Il giorno successivo andiamo a trovare i salesiani a Dekemhare a sud di Asmara e rimaniamo colpiti dalla scuola professionale ben attrezzata in cui l’ordine e la pulizia regnano sovrani. Comperiamo medicine per un centro medico della città che un tempo era la più industriale dell’Eritrea.

Anche all’Ambasciata italiana siamo accolti calorosamente dall’addetto militare, un giovane colonnello che la sera ci invita a cena.
Nel centro di Asmara, alla casa degli italiani, anche sede Ana, dove si respira un’aria casalinga grazie all’interessamento di mio fratello Gian Carlo in Italia riusciamo a fare una diretta con radio Veronica di Torino che ci segue sempre in questi viaggi.

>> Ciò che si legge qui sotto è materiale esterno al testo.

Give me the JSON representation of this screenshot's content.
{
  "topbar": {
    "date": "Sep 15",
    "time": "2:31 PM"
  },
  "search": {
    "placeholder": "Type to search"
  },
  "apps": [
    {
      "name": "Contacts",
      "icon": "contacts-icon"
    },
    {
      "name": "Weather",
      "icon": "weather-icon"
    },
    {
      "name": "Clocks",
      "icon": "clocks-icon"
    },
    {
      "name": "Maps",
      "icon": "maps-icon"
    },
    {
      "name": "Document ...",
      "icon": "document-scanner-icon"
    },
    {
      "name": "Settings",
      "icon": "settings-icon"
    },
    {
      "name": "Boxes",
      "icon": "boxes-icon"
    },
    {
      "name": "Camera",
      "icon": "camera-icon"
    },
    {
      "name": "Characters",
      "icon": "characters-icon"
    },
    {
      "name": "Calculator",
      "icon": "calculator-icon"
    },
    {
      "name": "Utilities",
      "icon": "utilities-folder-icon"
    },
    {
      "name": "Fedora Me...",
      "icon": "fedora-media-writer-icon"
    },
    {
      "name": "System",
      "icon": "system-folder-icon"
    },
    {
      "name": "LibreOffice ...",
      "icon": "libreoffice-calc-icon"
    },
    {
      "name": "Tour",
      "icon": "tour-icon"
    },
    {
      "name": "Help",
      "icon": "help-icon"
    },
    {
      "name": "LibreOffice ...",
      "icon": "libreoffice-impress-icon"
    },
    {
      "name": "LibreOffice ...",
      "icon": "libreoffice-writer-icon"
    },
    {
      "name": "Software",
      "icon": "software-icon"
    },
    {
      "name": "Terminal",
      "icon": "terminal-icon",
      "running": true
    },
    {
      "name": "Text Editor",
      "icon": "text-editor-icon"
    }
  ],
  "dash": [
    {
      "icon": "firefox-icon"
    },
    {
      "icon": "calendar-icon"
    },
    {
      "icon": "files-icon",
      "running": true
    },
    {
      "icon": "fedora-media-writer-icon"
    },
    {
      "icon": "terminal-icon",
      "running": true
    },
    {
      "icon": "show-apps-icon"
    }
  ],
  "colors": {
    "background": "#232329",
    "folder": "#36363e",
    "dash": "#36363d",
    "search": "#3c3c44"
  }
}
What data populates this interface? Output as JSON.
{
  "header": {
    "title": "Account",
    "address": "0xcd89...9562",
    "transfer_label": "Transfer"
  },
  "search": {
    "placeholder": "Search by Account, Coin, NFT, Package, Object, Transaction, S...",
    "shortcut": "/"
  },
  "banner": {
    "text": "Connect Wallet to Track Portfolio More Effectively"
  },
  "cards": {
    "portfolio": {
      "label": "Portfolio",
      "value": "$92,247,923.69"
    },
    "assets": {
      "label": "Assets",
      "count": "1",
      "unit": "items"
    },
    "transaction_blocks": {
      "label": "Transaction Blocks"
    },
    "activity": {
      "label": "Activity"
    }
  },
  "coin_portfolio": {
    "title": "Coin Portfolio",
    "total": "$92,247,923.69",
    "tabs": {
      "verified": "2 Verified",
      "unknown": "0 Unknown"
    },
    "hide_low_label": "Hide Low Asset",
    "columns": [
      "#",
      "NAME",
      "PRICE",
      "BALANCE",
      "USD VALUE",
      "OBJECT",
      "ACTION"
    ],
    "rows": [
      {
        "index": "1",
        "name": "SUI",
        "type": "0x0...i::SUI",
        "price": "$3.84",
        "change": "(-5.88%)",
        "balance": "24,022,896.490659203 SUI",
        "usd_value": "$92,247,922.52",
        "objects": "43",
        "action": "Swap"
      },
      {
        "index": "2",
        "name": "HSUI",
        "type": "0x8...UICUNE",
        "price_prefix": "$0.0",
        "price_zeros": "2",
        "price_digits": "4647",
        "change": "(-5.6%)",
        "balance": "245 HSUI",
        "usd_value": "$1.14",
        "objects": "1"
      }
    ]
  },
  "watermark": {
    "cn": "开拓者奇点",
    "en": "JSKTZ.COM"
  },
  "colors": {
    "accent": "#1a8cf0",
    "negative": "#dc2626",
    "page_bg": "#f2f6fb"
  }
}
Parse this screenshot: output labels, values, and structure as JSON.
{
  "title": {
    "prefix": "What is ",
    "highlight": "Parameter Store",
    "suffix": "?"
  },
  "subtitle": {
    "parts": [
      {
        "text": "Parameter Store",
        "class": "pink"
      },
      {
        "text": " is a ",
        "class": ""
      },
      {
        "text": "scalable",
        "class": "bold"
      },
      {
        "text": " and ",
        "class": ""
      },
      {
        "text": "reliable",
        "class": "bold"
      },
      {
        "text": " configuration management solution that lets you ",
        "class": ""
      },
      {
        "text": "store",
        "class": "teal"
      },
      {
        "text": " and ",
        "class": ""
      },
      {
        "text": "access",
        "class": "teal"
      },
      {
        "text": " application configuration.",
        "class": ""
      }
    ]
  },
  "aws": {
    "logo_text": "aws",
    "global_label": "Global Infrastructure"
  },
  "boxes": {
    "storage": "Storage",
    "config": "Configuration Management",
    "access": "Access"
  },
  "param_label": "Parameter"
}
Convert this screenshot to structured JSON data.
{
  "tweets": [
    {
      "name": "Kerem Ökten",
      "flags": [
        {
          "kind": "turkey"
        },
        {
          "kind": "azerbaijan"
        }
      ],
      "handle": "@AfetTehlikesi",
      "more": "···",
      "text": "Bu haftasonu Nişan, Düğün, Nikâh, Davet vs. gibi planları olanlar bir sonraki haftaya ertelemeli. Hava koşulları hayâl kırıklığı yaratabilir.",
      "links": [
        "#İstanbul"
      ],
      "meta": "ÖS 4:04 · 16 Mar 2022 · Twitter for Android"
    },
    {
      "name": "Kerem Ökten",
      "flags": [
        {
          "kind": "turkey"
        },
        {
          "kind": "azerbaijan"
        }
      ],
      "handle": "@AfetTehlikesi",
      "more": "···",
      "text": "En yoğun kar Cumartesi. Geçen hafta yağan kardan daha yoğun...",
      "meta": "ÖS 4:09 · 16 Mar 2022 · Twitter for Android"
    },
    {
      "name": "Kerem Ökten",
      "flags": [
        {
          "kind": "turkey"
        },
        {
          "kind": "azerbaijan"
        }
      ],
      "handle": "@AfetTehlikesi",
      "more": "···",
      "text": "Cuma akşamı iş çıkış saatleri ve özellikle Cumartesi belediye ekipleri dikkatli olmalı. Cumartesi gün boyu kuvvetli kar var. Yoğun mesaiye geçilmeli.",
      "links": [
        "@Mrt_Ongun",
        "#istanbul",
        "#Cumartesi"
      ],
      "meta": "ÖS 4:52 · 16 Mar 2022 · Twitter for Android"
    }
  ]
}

L’Eritrea ricorda molto l’Italia, nei suoi ristoranti si mangiano degli spaghetti al dente unici all’estero, mentre i cappuccini con 2 dita di panna sono insuperabili.
La gente ha la stessa nostra cordialità e cerca di industriarsi in mille modi, pur di guadagnare qualche cosa, perché anche qui la vita non è facile.

Le principali strade, anche quelle più ardite, sono state costruite da italiani come la ferrovia, i numerosi ponti, le terme, il porto,l a teleferica portata via dagli inglesi, che collegava Asmara a Massawa con una lunghezza di 65 km. in linea d’aria.

Una sera, mentre passeggiavo per Asmara città fra l’altro molto sicura anche di notte, vengo avvicinato da uno sconosciuto che mi chiede se sono io quel medico che 6 mesi prima aveva ricevuto un premio nazionale come alpino. Si ricordava di avere visto la mia foto sulla rivista mensile “L’Alpino”.
Anche da queste parti gli alpini sono ben visti!

Prima di partire riusciamo a contattare un dirigente medico della sanità in Eritrea e gli proponiamo un gemellaggio fra l’ospedale di Asti Massaia ed un ospedale di Asmara che lui accetta.

Le luci della città diventano sempre più piccole man mano che l’aereo si allontana, mi rimane in bocca il buon sapore del cappuccino con brioche che eravamo soliti gustare al caffè “Impero” e il ricordo  dello sguardo dolce dei bambini.»